When BHP and Phelps Dodge Corp. closed their Miami mines in 1998 and 2001, copper was selling for 65 cents a pound. Now, thanks partly to China's burgeoning economy, copper is going for around $3.25 per pound and was as high as $4 last year.

Mark Blakely, project manager for the new Carlota Mine being developed by Quadra Mining Ltd. of Vancouver, British Columbia, said financing is in place for the $220 million mine and that construction is expected to begin in June. About 400 people will be employed during the construction phase, which will last until August 2008, when the mine is scheduled to open with about 200 full-time employees.
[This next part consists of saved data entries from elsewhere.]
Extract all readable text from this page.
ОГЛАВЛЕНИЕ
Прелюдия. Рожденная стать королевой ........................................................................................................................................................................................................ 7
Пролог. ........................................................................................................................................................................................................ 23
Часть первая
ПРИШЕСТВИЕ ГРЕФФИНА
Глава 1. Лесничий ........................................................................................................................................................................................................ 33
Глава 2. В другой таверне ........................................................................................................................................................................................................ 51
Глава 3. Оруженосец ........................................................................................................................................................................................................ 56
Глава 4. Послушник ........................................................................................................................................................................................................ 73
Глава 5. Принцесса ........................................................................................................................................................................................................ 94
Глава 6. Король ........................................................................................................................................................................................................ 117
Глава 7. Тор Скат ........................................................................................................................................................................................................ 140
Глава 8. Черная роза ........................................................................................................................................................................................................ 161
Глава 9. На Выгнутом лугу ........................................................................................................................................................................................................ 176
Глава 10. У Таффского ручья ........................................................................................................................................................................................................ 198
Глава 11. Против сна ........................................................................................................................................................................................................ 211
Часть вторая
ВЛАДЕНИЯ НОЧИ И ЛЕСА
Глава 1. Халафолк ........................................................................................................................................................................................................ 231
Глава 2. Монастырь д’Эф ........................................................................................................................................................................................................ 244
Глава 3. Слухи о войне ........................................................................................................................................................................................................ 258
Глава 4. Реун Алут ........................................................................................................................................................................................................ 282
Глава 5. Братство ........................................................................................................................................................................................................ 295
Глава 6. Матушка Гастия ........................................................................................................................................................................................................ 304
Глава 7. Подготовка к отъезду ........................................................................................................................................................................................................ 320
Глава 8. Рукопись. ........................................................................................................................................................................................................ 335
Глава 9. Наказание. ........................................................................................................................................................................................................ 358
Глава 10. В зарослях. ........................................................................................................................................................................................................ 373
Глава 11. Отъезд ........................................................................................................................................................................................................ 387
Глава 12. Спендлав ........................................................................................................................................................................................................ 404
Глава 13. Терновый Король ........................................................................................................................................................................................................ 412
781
“It's going to get pretty busy around here when we both get up and running,” Blakely said.

Workers at Pinto Valley already have gobbled up much of the available housing in the area. Motels, even frilly bed-and-breakfast inns, are booked up with construction workers, particularly during the week,

“Before, we would sell maybe 10 rooms a night,” said Bobby Kapoor, manager of the 40-room Super 8 Motel in Globe. “Now, we're selling 35 to 40.”

The area also is feeling pressure from Phelps Dodge's new Safford mine, 75 miles southeast of Globe. Many of the more than 600 people working on the new mine are living in the Globe-Miami area and commuting to Safford, where there also is a critical housing shortage.

Globe Mayor Stanley Gibson said that the community has formed a housing committee to encourage home construction, but it could be a year or more before new houses are available. Despite the lack of preparedness, residents and businesses that hung on through a decade of tough times after mines closed are jubilant about the renewed mining activity and the prospect of good local jobs.

Maryan Jones, 19, of Globe, was commuting 170 miles round trip to a construction job in Phoenix. Now, he drives five miles to Pinto Valley, where he is on a construction crew getting the mine ready to reopen. But Ed Gardea, manager of Ortega Shoes in Globe, notes, “It's always been feast or famine in Globe.

“Before the mines closed, there were strikes and people were out of work for months at a time.”

Besides Pinto Valley and Carlota, Resolution Copper Co., a limited liability company made up of BHP and another mining giant, London-based Rio Tinto Plc, is developing an underground copper mine about 15 miles west of Miami, near Superior. The project hinges on a land exchange with the federal government that would give Resolution Copper control of the property surrounding the mine site. If it goes through, the project will employ 1,000 people during construction and 400 permanent miners when open, perhaps by 2017.